Never has a single article infuriated me more than this one. 9 Billion leaves only $691 billion to go, which doesn't include the Federal Reserve's trillions. Source Edit: I'm badging this because it was the first self-contained piece of writing to thoroughly detail exactly how and why the crash of '08 happened.The amount of money the central bank parceled out was surprising even to Gary H. Stern, president of the Federal Reserve Bank of Minneapolis from 1985 to 2009, who says he “wasn’t aware of the magnitude.” It dwarfed the Treasury Department’s better-known $700 billion Troubled Asset Relief Program, or TARP. Add up guarantees and lending limits, and the Fed had committed $7.77 trillion as of March 2009 to rescuing the financial system, more than half the value of everything produced in the U.S. that year.
Dude, that is a lot of material to chew on, but I'm gonna do it. Economics has never been a specialty of mine, but I see no reason not to hone my knowledge. Thanks, ref!
For the record: Michael Lewis is a vastly better writer than Matt Taibi. He's gotten several books out of financial shenanigans, and all of them are great. I've read (and enjoyed): - Liar's Poker (his memoir of being at Solomon Brothers as it crashed) - The Big Short (about exactly this) - Boomerang (about the aftermath of exactly this) - Flash Boys (about high frequency trading) Oddly enough, I've yet to read Moneyball.

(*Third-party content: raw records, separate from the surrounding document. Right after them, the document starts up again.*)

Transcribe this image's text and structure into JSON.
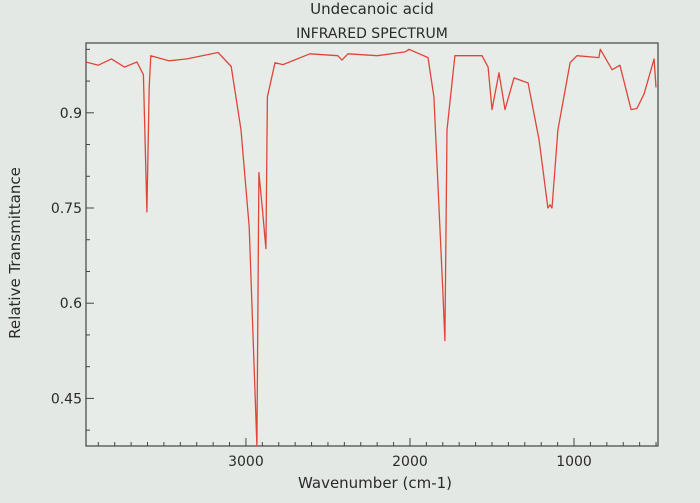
{
  "chart_data": {
    "type": "line",
    "title": "Undecanoic acid",
    "subtitle": "INFRARED SPECTRUM",
    "xlabel": "Wavenumber (cm-1)",
    "ylabel": "Relative Transmittance",
    "xlim": [
      3975,
      488
    ],
    "ylim": [
      0.375,
      1.01
    ],
    "x_ticks": [
      3000,
      2000,
      1000
    ],
    "x_tick_labels": [
      "3000",
      "2000",
      "1000"
    ],
    "x_minor_step": 100,
    "y_ticks": [
      0.45,
      0.6,
      0.75,
      0.9
    ],
    "y_tick_labels": [
      "0.45",
      "0.6",
      "0.75",
      "0.9"
    ],
    "y_minor_step": 0.05,
    "grid": false,
    "series": [
      {
        "name": "Undecanoic acid",
        "color": "#e0453a",
        "x": [
          3975,
          3900,
          3820,
          3740,
          3665,
          3625,
          3604,
          3590,
          3580,
          3470,
          3360,
          3170,
          3090,
          3030,
          2980,
          2933,
          2921,
          2900,
          2878,
          2869,
          2823,
          2774,
          2610,
          2440,
          2415,
          2378,
          2200,
          2030,
          2006,
          1890,
          1854,
          1800,
          1787,
          1774,
          1726,
          1561,
          1524,
          1500,
          1457,
          1421,
          1366,
          1280,
          1213,
          1159,
          1146,
          1134,
          1098,
          1024,
          982,
          848,
          840,
          768,
          720,
          652,
          616,
          573,
          512,
          500
        ],
        "y": [
          0.98,
          0.975,
          0.985,
          0.972,
          0.98,
          0.96,
          0.744,
          0.94,
          0.99,
          0.982,
          0.985,
          0.995,
          0.973,
          0.873,
          0.72,
          0.37,
          0.806,
          0.75,
          0.686,
          0.925,
          0.979,
          0.976,
          0.993,
          0.99,
          0.983,
          0.993,
          0.99,
          0.996,
          1.0,
          0.987,
          0.925,
          0.62,
          0.541,
          0.873,
          0.99,
          0.99,
          0.972,
          0.905,
          0.963,
          0.905,
          0.955,
          0.947,
          0.857,
          0.75,
          0.755,
          0.75,
          0.873,
          0.979,
          0.99,
          0.987,
          1.0,
          0.968,
          0.975,
          0.905,
          0.907,
          0.93,
          0.985,
          0.94
        ]
      }
    ]
  }
}
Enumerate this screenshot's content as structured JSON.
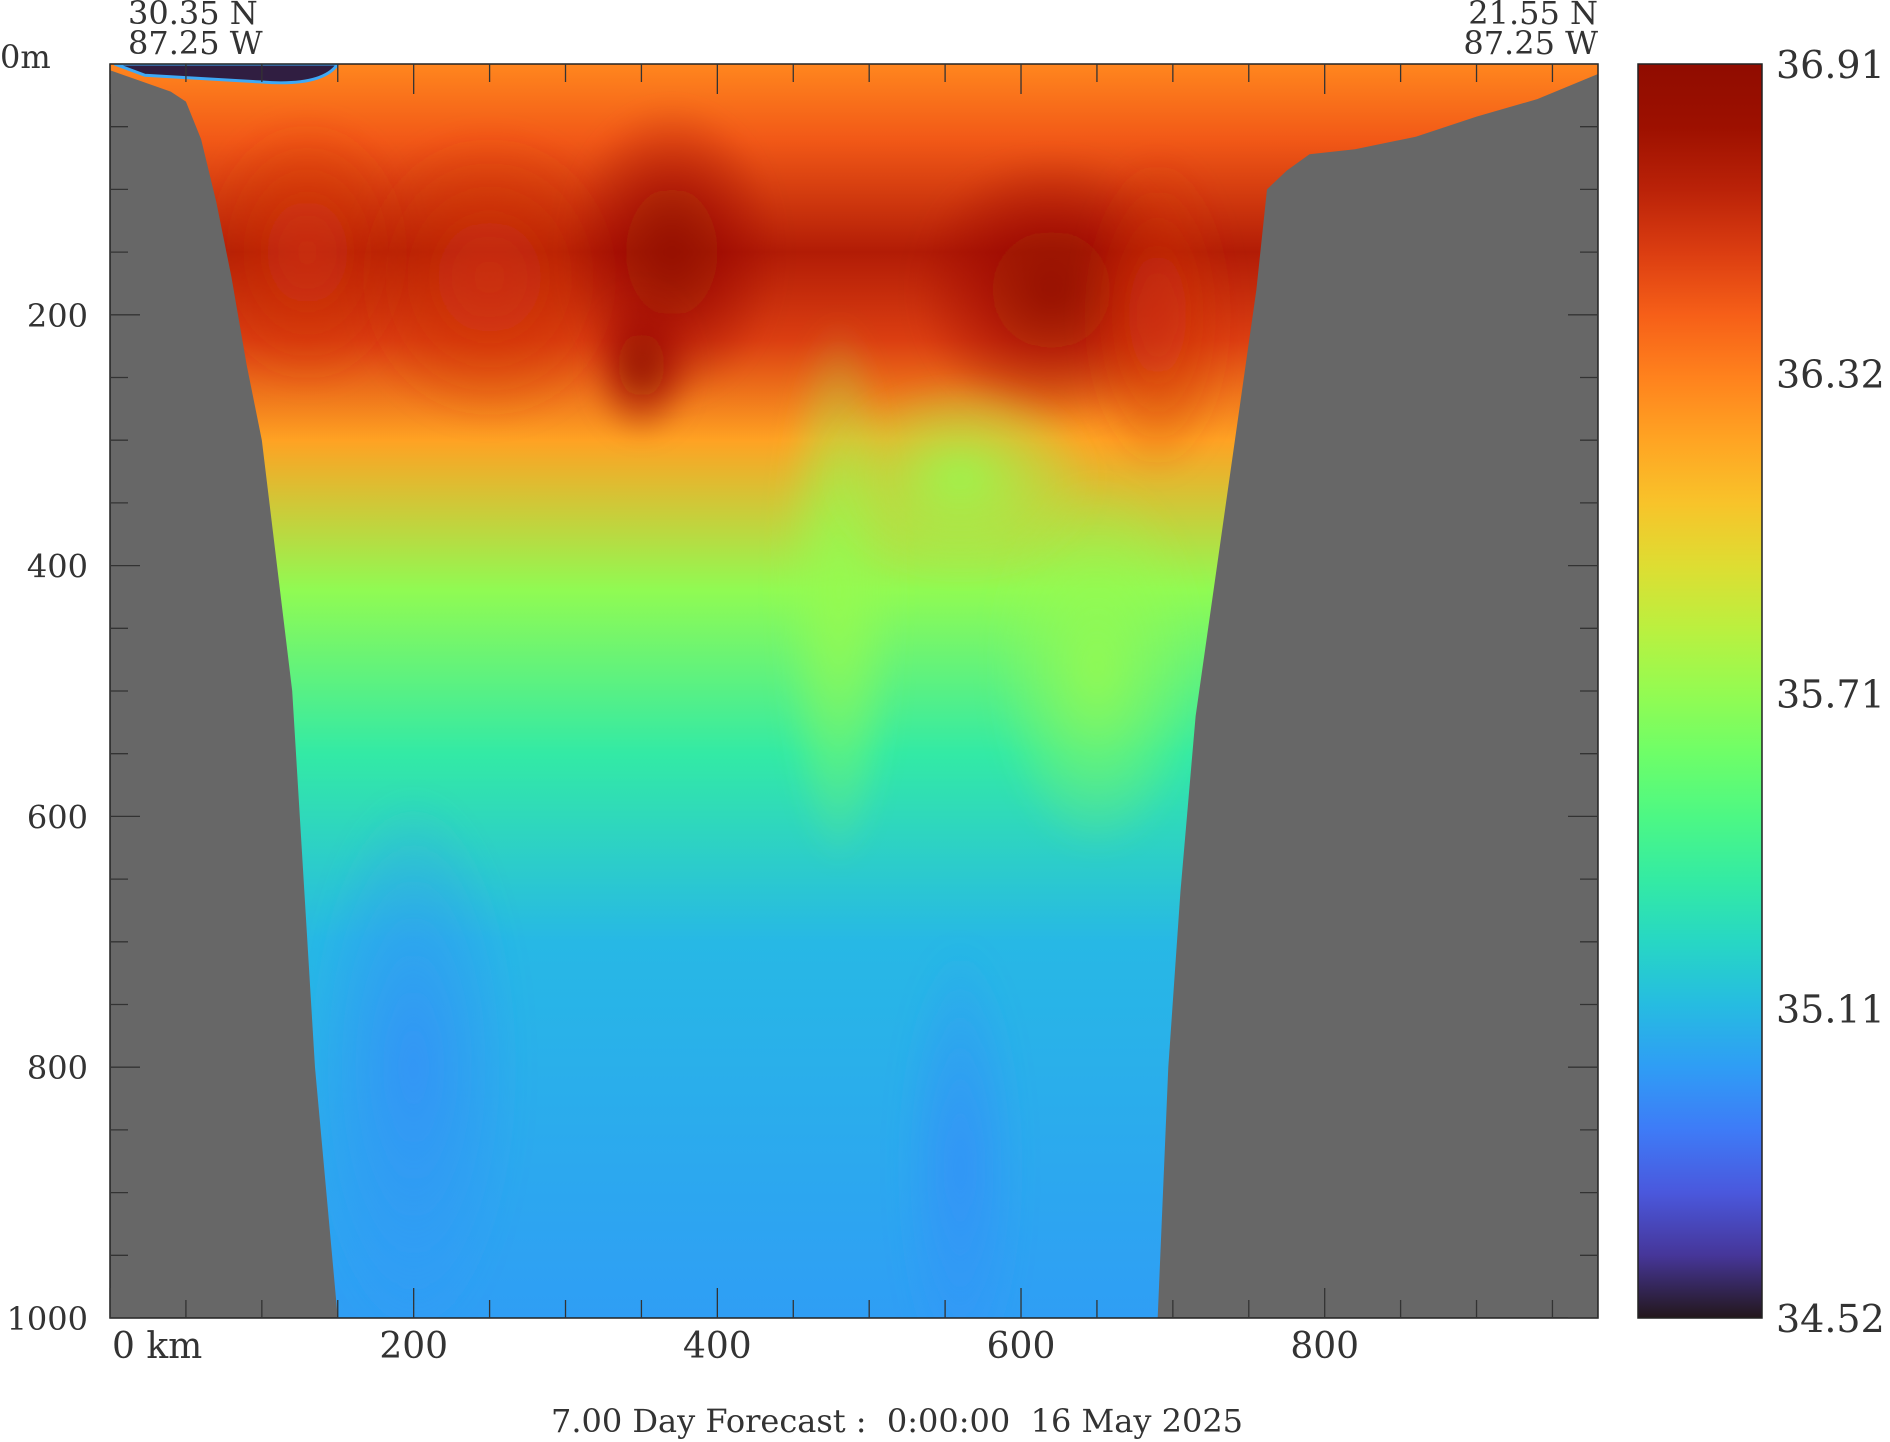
{
  "chart_data": {
    "type": "heatmap",
    "title": "7.00 Day Forecast :  0:00:00  16 May 2025",
    "start_point": {
      "lat": "30.35 N",
      "lon": "87.25 W"
    },
    "end_point": {
      "lat": "21.55 N",
      "lon": "87.25 W"
    },
    "x_axis": {
      "unit_label": "km",
      "range": [
        0,
        980
      ],
      "major_ticks": [
        0,
        200,
        400,
        600,
        800
      ],
      "major_tick_labels": [
        "0 km",
        "200",
        "400",
        "600",
        "800"
      ],
      "minor_ticks": [
        50,
        100,
        150,
        250,
        300,
        350,
        450,
        500,
        550,
        650,
        700,
        750,
        850,
        900,
        950
      ]
    },
    "y_axis": {
      "unit_label": "m",
      "range": [
        0,
        1000
      ],
      "inverted": true,
      "major_ticks": [
        0,
        200,
        400,
        600,
        800,
        1000
      ],
      "major_tick_labels": [
        "0m",
        "200",
        "400",
        "600",
        "800",
        "1000"
      ],
      "minor_ticks": [
        50,
        100,
        150,
        250,
        300,
        350,
        450,
        500,
        550,
        650,
        700,
        750,
        850,
        900,
        950
      ]
    },
    "colorbar": {
      "min": 34.52,
      "max": 36.91,
      "labels": [
        "36.91",
        "36.32",
        "35.71",
        "35.11",
        "34.52"
      ],
      "colormap": "turbo"
    },
    "bottom_profile": {
      "distance_km": [
        0,
        40,
        50,
        60,
        70,
        80,
        90,
        100,
        120,
        135,
        150,
        165,
        690,
        697,
        705,
        715,
        735,
        755,
        762,
        775,
        790,
        820,
        860,
        900,
        940,
        980
      ],
      "depth_m": [
        5,
        22,
        30,
        60,
        110,
        170,
        240,
        300,
        500,
        800,
        1000,
        1000,
        1000,
        800,
        660,
        520,
        350,
        180,
        100,
        85,
        72,
        68,
        58,
        42,
        28,
        8
      ]
    },
    "low_salinity_surface_lens": {
      "from_km": 3,
      "to_km": 150,
      "max_depth_m": 18,
      "value": 34.55
    },
    "salinity_structure": {
      "note": "high-salinity core (~36.8) at 120-250 m near 340-400 km and 600-700 km; fresher (~35.0) water below 350 m; tongue of ~35.7 water reaching 600 m near 480 km and 650 km",
      "depth_profile_m": [
        0,
        60,
        150,
        220,
        300,
        420,
        550,
        700,
        1000
      ],
      "mean_value": [
        36.3,
        36.45,
        36.7,
        36.55,
        36.2,
        35.7,
        35.35,
        35.1,
        35.0
      ]
    }
  }
}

Matt Taibbi is one of the reasons I gave up on Rolling Stone, which I subscribed to for years as a youngster. Even when I agree with his sentiment, I feel slimy reading his words. They always strike me as less than the whole story, and purposefully so. I get that we can never get the whole truth, that editorial objectives color everything we read, and that everyone has an agenda, but he just seems like a liar to me. NYT covered this particular piece, and while they praised some of his expose, they also noted a bunch of errors, liberties with the truth, and straight up calculated misleading statements.
I dunno, part of me suspects more people would hop on board with exploiting the system, provided they knew how. More than would be inclined to try and repair it.